Drying options for you include TP, air drying, or a bidet towel.
This bidet towel should be a hand towel or washcloth designated for this purpose and should NOT be mixed up with your regular hand towels or wash clothes—the ones you use to dry your hands and wash your face. Use a different style or color to keep them straight. If applicable, make this clear to other family members.
If visiting a friend’s home, unless instructed otherwise, DO NOT use the towel hanging nearby to dry your bum. For all you know, your friend uses that towel to dry their hands.
Evidently, you’re not supposed to use a standalone bidet to wash either your pet or your feet, but if it’s your bidet, why not?
Also WASH YOUR HANDS.
What bidet do I have? I purchased an add-on from Tushy several years ago.

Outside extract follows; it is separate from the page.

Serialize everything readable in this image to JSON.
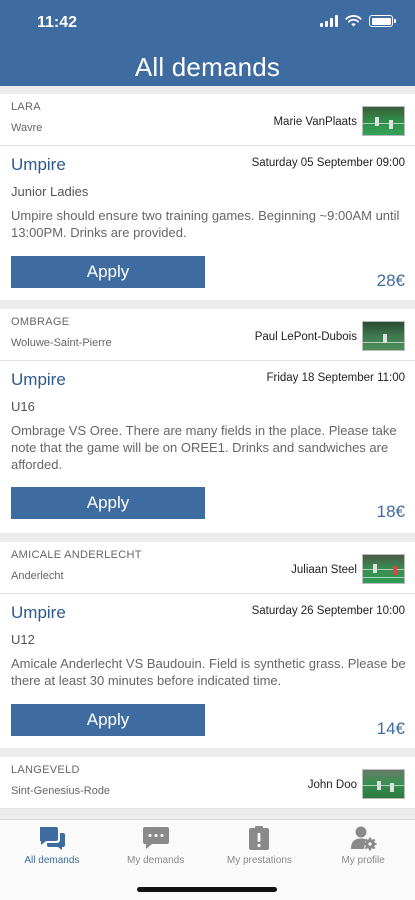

At the time I wasn’t motivated to have an electrician punch a new hole in my wall to install an electrical outlet, therefore I was restricted to simpler models that would get the job done at a lower cost.
Tushy has two models, the “classic” and the “spa”. Neither requires electricity.
Other than a small button to adjust the angle of the spray nozzle (which I set and forget), the Tushy classic has one knob. Turn it to the left to clean the nozzle; turn it to the right to spray your behind. You adjust the intensity of the spray by how far you turn the knob. For me, only a tiny turn to the right is needed.
Tushy brags that installation takes only ten minutes. I think it took me a bit longer—perhaps closer to 30-60 minutes. You unscrew the water intake hose from your toilet and add the provided adapter. That adapter is then connected to the add-on itself.
Next, unscrew your toilet seat and sandwich the add-on between the bowl and the seat. Re-install your toilet seat.
With one-button operation, the Tushy is easy to use, with a simple intense stream. Although adjustment of the nozzle angle is limited, this isn’t much of an issue, as it’s very easy to adjust your sitting position relative to the stream.
The classic, which I purchased, provides cold water only. I live in sunny Southern CA, so my water pipes don’t get particularly cold. It may be a completely different story if you live in a cold climate. If so, you may need to purchase a bidet with a heated water feature.
For the addition of warm water, choose the Tushy Spa. The Spa has a second big button that controls the temperature.
If you go for the Spa, keep in mind that the warm water will need to come from the hot water intake hose coming into your sink, therefore the sink needs to be close to your toilet. (A hole for the hose may need to be drilled into the cabinet under the sink.)
You may not eliminate your need for toilet paper—some wiping may still be required to get everything. However, you may be able to significantly reduce your usage. And in this time of scarcity, that’s a good thing.